Dahak adalah lendir yang diproduksi oleh saluran pernapasan saat seseorang batuk atau mengalami pilek. Aktivitas ini umumnya tidak diinginkan, tetapi, dalam beberapa situasi, orang mungkin tidak dapat menghindarinya.
Ketika berpuasa, kekhawatiran tentang apakah menelan dahak membatalkan puasa adalah hal yang wajar, karena umat Islam ingin menjalankan ibadahnya dengan penuh kesadaran dan kehati-hatian.
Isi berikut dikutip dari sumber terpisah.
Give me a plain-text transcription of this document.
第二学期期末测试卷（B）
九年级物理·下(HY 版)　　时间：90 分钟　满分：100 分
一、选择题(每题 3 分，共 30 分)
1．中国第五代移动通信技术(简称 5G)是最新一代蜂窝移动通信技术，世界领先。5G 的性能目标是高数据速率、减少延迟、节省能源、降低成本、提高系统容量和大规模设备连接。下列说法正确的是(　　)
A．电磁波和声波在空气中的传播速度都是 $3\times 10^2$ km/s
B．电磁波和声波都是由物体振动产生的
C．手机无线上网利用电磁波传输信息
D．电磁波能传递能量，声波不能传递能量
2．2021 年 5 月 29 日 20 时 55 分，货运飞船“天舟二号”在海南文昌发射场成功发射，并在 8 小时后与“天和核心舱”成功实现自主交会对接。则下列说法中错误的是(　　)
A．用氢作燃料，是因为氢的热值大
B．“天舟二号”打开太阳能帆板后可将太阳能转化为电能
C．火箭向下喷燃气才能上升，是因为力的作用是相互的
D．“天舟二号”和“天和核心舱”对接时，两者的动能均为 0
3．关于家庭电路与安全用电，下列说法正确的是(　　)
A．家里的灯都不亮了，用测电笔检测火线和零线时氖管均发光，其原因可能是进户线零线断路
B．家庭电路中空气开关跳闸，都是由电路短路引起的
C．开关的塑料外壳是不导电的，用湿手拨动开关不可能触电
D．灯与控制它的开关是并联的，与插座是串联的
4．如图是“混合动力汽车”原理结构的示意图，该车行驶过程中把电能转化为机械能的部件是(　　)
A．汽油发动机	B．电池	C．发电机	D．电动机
Baca Juga: Bacaan, Arti, dan Makna yang Terkandung dalam Doa Setelah Sahur Puasa Ramadhan, Muslim Wajib Tahu!
Dalam pandangan mayoritas ulama dan cendekiawan Islam, menelan dahak secara tidak sengaja tidak membatalkan puasa.
Alasan utamanya adalah bahwa dahak adalah sesuatu yang alami dan tidak bisa dihindari dalam beberapa situasi.
Allah SWT dalam Al-Qur’an memberikan kelonggaran kepada umat-Nya dalam menjalankan ibadah, dan Allah Maha Pengasih serta Maha Pengampun terhadap kesalahan yang tidak disengaja.
Dalam hadis yang diriwayatkan oleh Imam Bukhari dan Muslim, Rasulullah SAW bersabda, “Allah telah memberi kelonggaran kepada umatku atas kesalahan yang dilakukan secara tidak disengaja, lupa, dan terpaksa.”
Hal ini menunjukkan bahwa dalam Islam, keadaan yang tidak disengaja atau terpaksa dapat memberikan kelonggaran dalam menjalankan ibadah.
Namun demikian, ada beberapa hal yang perlu diperhatikan terkait dengan menelan dahak saat berpuasa.
Baca Juga: Niat Keramas Sebelum Ramadhan: Hadist, Hukum, Tata Cara dan Niat Doanya
Pertama-tama, jika seseorang mampu untuk tidak menelannya, seperti dengan memuntahkan dahak tersebut, maka disarankan untuk melakukannya agar terhindar dari keraguan tentang status puasanya.
Kedua, jika menelan dahak tersebut disertai dengan muntah yang disengaja, maka puasa bisa menjadi batal.
Karena muntah yang disengaja dianggap sebagai tindakan yang membatalkan puasa.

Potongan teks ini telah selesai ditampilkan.